Theatre producers, radio directors and film-makers have been trying to create realistic versions of natural sounds for years. Special effects teams break frozen celery stalks to mimic breaking bones, smack coconut shells on hard packed sand to hear horses gallop, rustle cellophane for crackling fire. Famously, in the first Star Wars movie the Wookie sounds are each made up of up to six animal clips combined, including a walrus! Sometimes the special effect people even record the real thing and play it at the right time! (Not a good idea for the breaking bones though!) The person using props to create sounds for radio and film is called a Foley artist, named after the work of Jack Donovan Foley in the 1920’s. Now the Foley artist is drawing on digital technology to get the job done.

Designing sounds

Sound designers have a hard job finding the right sounds. So how about creating sound automatically using algorithms? Synthetic sound! Research into sound creation is a hot topic, not just for special effects but also to help understand how people hear and for use in many other sound based systems. We can create simple sounds fairly easily using musical instruments and synthesisers, but creating sounds from nature, animal sounds and speech is much more complicated.

The approaches used to recognize sounds can be the basis of generating sounds too. You can either try and hand craft a set of rules that describe what makes the sound sound the way it does, or you can write algorithms that work it out for themselves.

Paying patterns attention

One method, developed as a way to automatically generate synthetic sound, is based on looking for patterns in the sounds. Computer scientists often create mathematical models to better understand things, as well as to recognize and generate computer versions of them. The idea is to look at (or here listen to) lots of examples of the thing being studied. As patterns become obvious they also start to identify elements that don’t have much impact. Those features are ignored so the focus stays on the most important parts. In doing this they build up a general model, or view, that describes all possible examples. This skill of ignoring unimportant detail is called abstraction, and if you create a general view, a model of something, this is called generalisation: both important parts of computational thinking. The result is a hand-crafted model for generating that sound.

That’s pretty difficult to do though, so instead computer scientists write algorithms to do it for them. Now, rather than a person trying to work out what is, or is not important, training algorithms work it out using statistical rules. The more data they see, the stronger the pattern that emerges, which is why these approaches are often referred to as ‘Big Data’. They rely on number crunching vast data sets. The learnt pattern is then matched against new data, looking for examples, or as the basis of creating new examples that match the pattern.

The rain in train(ing)

Number crunching based on Big Data isn’t the only way though, sometimes general patterns can be identified from knowledge of the thing being investigated. For example, rain isn’t one sound but is made up of lots of rain drops all doing a similar thing. Natural sounds often have that kind of property. So knowledge of a phenomenon can be used to create a basic model to build a generator around. This is an approach Richard Turner, now at Cambridge University, has pioneered, analysing the statistical properties of natural sounds. By creating a basic model and then gradually tweaking it to match the sound-quality of lots of different natural sounds, his algorithms can learn what natural sounds are like in general. Then, given a specific natural ‘training’ sound, it can generate synthetic versions of that sound by choosing settings that match its features. You could give it a recorded sample of real rain, for example. Then his sound processing algorithms apply a bunch of maths that pull out the important features of that particular sound based on the statistical models. With the critical features identified, and plugged in to his general model, a new sound of any length can then be generated that still matches the statistical pattern of, and so sounds like, the original. Using the model you can create lots of different versions of rain, that all still sound like rain, lots of different campfires, lots of different streams, and so-on.

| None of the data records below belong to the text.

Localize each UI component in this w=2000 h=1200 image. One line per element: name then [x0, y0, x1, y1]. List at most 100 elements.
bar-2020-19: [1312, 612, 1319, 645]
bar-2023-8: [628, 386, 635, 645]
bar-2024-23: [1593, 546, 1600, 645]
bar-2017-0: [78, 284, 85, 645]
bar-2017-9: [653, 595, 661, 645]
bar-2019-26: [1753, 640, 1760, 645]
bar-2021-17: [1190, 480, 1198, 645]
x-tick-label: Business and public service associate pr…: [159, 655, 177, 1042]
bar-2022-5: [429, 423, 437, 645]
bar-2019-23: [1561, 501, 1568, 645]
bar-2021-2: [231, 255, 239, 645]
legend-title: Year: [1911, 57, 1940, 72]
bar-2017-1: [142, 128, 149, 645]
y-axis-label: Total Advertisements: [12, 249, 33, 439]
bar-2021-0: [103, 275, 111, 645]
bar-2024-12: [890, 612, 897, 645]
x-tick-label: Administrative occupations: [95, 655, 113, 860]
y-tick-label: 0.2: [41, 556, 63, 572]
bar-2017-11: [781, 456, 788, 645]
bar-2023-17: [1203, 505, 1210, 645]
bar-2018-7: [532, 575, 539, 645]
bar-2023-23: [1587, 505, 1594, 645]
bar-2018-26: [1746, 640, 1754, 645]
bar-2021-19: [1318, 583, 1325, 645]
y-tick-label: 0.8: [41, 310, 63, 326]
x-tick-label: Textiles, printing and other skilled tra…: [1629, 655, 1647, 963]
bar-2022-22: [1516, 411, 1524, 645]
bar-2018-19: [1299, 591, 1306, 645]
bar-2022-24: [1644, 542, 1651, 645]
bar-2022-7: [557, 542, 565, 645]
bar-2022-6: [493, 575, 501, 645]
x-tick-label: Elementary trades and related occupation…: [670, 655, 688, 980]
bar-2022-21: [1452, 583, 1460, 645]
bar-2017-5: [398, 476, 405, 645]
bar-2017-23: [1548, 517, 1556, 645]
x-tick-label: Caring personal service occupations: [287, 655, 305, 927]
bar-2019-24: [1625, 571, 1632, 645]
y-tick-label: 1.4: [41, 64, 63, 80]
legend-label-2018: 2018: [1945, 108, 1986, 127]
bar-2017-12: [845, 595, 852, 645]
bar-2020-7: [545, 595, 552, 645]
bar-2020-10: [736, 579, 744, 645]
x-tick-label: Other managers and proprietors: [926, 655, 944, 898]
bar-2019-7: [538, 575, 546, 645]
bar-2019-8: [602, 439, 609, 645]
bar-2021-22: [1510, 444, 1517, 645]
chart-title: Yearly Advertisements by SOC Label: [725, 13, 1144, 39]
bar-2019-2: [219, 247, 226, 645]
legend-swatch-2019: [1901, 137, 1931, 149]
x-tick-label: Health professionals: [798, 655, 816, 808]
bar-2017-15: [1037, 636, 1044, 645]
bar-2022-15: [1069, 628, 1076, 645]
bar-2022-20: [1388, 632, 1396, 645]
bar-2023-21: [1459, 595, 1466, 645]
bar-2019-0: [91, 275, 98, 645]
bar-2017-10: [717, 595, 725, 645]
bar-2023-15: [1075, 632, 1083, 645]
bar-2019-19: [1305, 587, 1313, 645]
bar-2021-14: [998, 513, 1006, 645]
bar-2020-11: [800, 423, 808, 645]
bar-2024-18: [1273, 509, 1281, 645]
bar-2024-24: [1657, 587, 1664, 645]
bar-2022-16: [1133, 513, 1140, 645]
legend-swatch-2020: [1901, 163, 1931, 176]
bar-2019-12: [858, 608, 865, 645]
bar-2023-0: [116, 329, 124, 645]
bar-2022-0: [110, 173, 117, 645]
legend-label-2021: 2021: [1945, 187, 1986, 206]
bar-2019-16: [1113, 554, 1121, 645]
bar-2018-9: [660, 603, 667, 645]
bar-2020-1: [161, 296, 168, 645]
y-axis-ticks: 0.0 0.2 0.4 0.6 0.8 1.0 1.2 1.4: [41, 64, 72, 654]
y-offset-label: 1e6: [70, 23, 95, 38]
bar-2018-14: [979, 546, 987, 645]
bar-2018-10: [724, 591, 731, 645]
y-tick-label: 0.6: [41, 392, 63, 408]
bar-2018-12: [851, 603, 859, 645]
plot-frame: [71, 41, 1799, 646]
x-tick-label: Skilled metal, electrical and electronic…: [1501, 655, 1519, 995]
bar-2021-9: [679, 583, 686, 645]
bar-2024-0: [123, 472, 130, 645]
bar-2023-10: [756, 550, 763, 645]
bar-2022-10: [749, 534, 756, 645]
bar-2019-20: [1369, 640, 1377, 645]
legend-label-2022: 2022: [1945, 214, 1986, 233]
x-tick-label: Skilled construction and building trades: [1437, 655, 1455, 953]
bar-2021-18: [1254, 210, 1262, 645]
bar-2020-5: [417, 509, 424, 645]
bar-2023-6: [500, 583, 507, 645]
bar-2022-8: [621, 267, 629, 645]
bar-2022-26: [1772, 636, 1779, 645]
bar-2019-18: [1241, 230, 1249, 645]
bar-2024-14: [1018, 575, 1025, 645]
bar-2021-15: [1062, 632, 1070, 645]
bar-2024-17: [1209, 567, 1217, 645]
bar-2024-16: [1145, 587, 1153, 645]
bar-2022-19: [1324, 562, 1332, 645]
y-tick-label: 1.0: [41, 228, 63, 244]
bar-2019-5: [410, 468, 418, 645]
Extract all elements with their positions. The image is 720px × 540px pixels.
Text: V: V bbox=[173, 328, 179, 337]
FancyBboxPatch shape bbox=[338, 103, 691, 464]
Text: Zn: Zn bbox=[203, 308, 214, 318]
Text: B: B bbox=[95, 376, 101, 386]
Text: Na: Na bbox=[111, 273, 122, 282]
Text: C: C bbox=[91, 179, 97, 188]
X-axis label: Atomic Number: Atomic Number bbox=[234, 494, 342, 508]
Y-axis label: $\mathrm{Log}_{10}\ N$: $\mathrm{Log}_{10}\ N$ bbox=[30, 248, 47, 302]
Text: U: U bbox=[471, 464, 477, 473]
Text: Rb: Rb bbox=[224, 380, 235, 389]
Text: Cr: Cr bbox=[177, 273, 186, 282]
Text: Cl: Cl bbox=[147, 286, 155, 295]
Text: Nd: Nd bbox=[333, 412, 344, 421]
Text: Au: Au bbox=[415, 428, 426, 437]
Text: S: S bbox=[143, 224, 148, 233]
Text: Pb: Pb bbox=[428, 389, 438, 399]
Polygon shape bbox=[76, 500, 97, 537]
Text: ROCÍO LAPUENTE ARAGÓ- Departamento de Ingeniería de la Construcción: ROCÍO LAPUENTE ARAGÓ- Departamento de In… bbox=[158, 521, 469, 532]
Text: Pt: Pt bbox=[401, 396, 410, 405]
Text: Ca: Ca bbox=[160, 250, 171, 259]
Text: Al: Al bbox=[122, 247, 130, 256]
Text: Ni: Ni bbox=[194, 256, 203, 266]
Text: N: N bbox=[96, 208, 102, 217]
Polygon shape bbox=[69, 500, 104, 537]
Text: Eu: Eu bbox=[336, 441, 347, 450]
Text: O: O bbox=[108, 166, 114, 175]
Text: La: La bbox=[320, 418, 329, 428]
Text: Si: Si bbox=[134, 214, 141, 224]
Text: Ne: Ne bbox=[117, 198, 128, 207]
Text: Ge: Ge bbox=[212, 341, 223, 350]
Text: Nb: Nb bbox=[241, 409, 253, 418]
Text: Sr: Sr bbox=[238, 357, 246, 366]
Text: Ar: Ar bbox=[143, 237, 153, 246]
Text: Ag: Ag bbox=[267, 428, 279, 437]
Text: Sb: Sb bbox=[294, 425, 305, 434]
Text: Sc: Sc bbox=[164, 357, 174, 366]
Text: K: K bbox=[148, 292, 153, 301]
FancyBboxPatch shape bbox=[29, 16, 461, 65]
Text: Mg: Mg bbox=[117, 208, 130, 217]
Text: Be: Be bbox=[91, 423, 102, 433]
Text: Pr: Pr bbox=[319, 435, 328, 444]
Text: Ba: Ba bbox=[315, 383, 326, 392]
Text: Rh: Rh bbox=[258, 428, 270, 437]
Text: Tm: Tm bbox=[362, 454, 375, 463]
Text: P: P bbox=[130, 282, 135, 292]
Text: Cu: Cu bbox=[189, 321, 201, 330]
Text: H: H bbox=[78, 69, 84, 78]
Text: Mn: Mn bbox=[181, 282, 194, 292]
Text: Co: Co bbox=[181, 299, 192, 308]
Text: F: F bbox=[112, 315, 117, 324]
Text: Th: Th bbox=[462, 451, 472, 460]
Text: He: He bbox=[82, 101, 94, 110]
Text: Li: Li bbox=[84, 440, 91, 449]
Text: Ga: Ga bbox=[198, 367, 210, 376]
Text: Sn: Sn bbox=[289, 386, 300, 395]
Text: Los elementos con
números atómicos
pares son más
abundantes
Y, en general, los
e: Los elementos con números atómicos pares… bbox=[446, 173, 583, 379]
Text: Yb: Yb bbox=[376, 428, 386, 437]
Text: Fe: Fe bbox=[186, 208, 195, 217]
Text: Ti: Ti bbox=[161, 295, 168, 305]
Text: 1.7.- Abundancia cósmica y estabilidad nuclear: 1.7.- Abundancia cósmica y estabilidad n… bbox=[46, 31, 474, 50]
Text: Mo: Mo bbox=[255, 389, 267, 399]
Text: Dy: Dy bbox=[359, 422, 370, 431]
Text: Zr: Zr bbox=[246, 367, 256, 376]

For now, the celery stalks are still in use, as are the walrus clippings, but it may not be long before film studios completely replace their Foley bag of tricks with computerised solutions like Richard’s. One wookie for 3 minutes and a dawn chorus for 5 please.


Become a Foley Artist with Sonic Pi

You can have a go at being a Foley artist yourself. Sonic Pi is a free live-coding synth for music creation that is both powerful enough for professional musicians, but intended to get beginners into live coding: combining programming with composing to make live music.

It was designed for use with a Raspberry Pi computer, which is a cheap way to get started, though works with other computers too. Its also a great, fun way to start to learn to program.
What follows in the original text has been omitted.